A: 

Well obvious first, have you tried explicitly telling the file to flush? I also think there might be some ioctl you can use to do it, but I honestly haven't done much C/POSIX file programming.

Seeing you're on a Linux kernel you should be able to tune and rebuild the kernel to something that suits your needs better, eg. much more frequent but then also smaller flushes to the permanent storage.

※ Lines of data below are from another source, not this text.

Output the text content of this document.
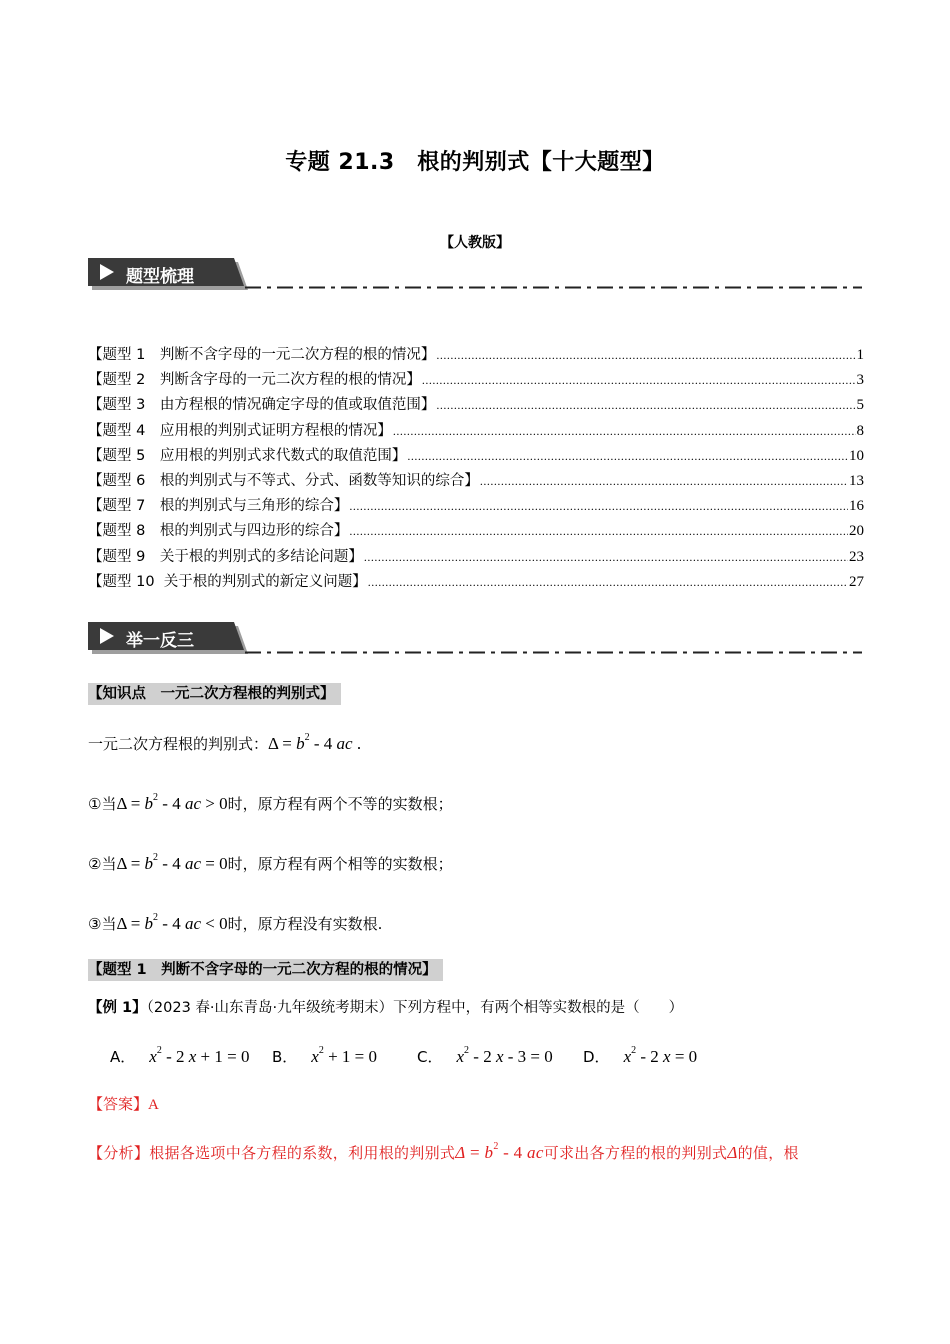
专题 21.3　根的判别式【十大题型】
【人教版】
题型梳理
【题型 1　判断不含字母的一元二次方程的根的情况】 .....	1
【题型 2　判断含字母的一元二次方程的根的情况】 .....	3
【题型 3　由方程根的情况确定字母的值或取值范围】 .....	5
【题型 4　应用根的判别式证明方程根的情况】 .....	8
【题型 5　应用根的判别式求代数式的取值范围】 .....	10
【题型 6　根的判别式与不等式、分式、函数等知识的综合】 .....	13
【题型 7　根的判别式与三角形的综合】 .....	16
【题型 8　根的判别式与四边形的综合】 .....	20
【题型 9　关于根的判别式的多结论问题】 .....	23
【题型 10  关于根的判别式的新定义问题】 .....	27
举一反三
【知识点　一元二次方程根的判别式】
一元二次方程根的判别式：$\Delta = b^2 - 4$ ac .
①当$\Delta = b^2 - 4$ ac > 0时，原方程有两个不等的实数根；
②当$\Delta = b^2 - 4$ ac = 0时，原方程有两个相等的实数根；
③当$\Delta = b^2 - 4$ ac < 0时，原方程没有实数根.
【题型 1　判断不含字母的一元二次方程的根的情况】
【例 1】（2023 春·山东青岛·九年级统考期末）下列方程中，有两个相等实数根的是（　　）
A． $x^2 - 2$ x + 1 = 0 B． $x^2 + 1 = 0$	C． $x^2 - 2$ x - 3 = 0 D． $x^2 - 2$ x = 0
【答案】A
【分析】根据各选项中各方程的系数，利用根的判别式$\Delta = b^2 - 4$ ac可求出各方程的根的判别式Δ的值，根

A quick check in my man pages finds this:

SYNC(2)                    Linux Programmer’s Manual                   SYNC(2)

NAME
       sync - commit buffer cache to disk

SYNOPSIS
       #include <unistd.h>

       void sync(void);

   Feature Test Macro Requirements for glibc (see feature_test_macros(7)):

       sync(): _BSD_SOURCE || _XOPEN_SOURCE >= 500

DESCRIPTION
       sync() first commits inodes to buffers, and then buffers to disk.

ERRORS
       This function is always successful.
jfs
+1  A: 

Without knowing more about your particular circumstances, I can only offer the following guesses:

Try using fsync()/sync() to force the kernel to flush data to the storage device more frequently. It sounds like the kernel buffers all your writes and then ties up the bus or otherwise stalls your system while performing the actual write. With careful calls to fsync() you can try to schedule writes over the system bus in a more fine grained way.

It might make sense to structure the application in such a way that the encoding/capture (you didn't mention video capture, so I'm making an assumption here - you might want to add more information) task runs in its own thread and buffers its output in userland - then, a second thread can handle writing to the device. This will give you a smoothing buffer to allow the encoder to always finish its writes without blocking.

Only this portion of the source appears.